Unusual pattern shape
Sewing the piping across the side of the bag
The pocket zippers
Having a machine with an extension bed, and one that is powerful enough for quilting, really helps with bag making. This is my BabyLock Soprano and is the first bag I have made on this machine. The amount of power this machine has is amazing.
- At a few points I wanted to sharpie marker the raspberry edge but then I decided not to. It is neat to see those pops of color
- I was surprised at how heavy the neoprene was.
- I was more surprised at how heavy the straps were! The strapping is cotton and from Pacific Trimming, stored in my stash, and that really weighed the bag down.
- I had already sewn in the nylon zippers, but because of the above, I decided to use metal rectangle rings and sliders.

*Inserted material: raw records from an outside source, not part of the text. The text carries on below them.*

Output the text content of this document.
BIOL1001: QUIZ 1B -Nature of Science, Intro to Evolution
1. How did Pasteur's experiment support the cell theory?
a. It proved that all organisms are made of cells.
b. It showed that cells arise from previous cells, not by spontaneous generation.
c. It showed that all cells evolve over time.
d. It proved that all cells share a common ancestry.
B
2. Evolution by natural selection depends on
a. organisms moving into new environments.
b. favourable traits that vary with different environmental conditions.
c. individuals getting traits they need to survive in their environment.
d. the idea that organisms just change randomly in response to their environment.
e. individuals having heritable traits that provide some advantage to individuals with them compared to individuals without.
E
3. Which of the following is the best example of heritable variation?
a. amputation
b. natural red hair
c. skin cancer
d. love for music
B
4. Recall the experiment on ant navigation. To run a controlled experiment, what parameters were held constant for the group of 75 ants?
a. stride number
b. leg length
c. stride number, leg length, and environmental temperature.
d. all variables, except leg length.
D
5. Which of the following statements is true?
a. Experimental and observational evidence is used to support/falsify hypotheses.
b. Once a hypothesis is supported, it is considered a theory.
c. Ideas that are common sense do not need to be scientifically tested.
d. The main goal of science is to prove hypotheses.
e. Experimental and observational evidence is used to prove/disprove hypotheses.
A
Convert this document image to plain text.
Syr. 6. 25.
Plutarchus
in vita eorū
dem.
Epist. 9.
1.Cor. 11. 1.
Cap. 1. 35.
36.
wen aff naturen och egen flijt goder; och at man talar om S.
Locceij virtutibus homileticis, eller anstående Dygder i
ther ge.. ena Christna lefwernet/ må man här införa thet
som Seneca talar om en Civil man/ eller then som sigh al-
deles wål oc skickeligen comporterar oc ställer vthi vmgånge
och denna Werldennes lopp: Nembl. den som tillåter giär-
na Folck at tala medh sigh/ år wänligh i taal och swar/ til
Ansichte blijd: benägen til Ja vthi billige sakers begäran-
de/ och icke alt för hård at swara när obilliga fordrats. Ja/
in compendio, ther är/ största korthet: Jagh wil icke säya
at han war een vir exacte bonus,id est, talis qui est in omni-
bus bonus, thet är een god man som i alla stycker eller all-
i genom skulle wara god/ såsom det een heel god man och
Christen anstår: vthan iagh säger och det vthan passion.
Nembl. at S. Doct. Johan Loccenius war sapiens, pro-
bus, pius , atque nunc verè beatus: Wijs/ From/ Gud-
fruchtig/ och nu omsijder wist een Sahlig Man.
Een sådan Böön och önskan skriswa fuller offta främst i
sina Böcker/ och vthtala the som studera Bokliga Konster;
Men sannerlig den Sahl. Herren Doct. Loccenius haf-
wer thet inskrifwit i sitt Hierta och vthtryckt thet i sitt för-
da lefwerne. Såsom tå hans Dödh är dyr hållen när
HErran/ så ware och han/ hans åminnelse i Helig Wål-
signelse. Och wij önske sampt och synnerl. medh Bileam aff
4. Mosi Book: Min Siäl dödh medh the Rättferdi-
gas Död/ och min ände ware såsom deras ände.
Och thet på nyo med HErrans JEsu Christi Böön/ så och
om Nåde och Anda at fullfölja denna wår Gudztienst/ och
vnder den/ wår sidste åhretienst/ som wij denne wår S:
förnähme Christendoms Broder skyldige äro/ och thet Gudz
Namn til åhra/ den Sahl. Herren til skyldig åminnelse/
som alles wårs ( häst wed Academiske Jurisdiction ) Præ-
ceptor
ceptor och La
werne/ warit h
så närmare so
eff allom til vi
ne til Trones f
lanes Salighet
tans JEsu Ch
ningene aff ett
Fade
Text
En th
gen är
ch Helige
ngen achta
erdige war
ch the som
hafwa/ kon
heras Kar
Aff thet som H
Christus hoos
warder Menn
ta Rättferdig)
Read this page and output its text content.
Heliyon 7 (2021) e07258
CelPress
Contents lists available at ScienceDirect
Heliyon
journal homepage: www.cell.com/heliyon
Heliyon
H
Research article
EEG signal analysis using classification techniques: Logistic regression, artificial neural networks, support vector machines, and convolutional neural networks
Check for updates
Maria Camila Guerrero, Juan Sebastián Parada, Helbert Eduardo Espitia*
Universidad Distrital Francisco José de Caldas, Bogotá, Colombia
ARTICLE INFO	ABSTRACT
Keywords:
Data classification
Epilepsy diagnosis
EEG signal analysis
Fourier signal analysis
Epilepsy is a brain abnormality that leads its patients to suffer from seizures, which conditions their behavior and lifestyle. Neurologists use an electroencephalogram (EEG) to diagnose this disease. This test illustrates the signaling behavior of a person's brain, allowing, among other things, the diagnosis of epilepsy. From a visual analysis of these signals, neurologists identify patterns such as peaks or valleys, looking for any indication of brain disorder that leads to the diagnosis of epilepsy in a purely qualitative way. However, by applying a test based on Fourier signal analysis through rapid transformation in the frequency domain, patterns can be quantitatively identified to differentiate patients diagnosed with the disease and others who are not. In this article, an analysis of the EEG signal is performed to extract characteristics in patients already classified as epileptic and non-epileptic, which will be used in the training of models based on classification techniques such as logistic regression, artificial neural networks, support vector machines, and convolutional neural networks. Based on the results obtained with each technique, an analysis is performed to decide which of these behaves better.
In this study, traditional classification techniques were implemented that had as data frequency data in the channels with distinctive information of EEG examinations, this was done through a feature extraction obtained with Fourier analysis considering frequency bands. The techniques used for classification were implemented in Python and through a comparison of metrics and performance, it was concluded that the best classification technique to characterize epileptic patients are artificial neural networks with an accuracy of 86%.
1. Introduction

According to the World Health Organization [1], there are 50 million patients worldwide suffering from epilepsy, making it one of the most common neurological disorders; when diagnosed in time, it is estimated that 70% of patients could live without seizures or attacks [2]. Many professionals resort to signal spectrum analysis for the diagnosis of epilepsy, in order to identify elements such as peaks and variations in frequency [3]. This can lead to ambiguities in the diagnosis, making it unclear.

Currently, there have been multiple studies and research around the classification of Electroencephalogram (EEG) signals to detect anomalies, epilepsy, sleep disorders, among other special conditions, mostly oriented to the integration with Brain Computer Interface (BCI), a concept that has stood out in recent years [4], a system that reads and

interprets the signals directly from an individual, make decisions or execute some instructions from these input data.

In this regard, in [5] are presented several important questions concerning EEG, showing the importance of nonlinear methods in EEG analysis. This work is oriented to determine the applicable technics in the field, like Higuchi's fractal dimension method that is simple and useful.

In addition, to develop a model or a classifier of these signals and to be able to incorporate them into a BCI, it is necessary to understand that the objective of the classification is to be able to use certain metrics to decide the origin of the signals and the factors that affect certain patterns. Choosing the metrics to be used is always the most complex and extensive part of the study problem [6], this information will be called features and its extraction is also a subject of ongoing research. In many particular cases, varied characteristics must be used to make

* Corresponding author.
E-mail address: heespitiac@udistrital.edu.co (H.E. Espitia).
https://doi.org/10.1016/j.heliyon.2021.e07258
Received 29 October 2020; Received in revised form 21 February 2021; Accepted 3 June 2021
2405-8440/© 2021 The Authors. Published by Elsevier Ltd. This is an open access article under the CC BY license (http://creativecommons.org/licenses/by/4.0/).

- It actually doesn't feel too heavy wearing it. Phew!
The raw edges
- Initially I was going to leave the edges raw
- Then I bound some of the edges in narrow double fold bias tape which looked nice to finish the raw edge itself, but my stitching line of the bag pieces was with black thread, and on hot pink it didn't look so good (especially as I sewed over some seams many times to get the piping to be as close as possible.
- A commenter on IG suggested using strips of bias tape to wrap around the whole edge. I wound up using strips of black ponte knit and that really made the binding look nice, professional and intentional! Yay!
I love it! It is a great size, holds a lot without being too large, and is very functional. I have used it almost every day since making it and really enjoy it. There is a little journal (actually the Five Minute Journal, have you heard of it?) I have been carrying around that has a white cover, and the raspberry is rubbing off on it, but that doesn't bother me. However, it is something to be aware of: the color might rub off. It kind of makes me wonder if the black is rubbing off on the back of my coat, but my coat is a dark gray so I guess I wouldn't notice til it's time to switch coats.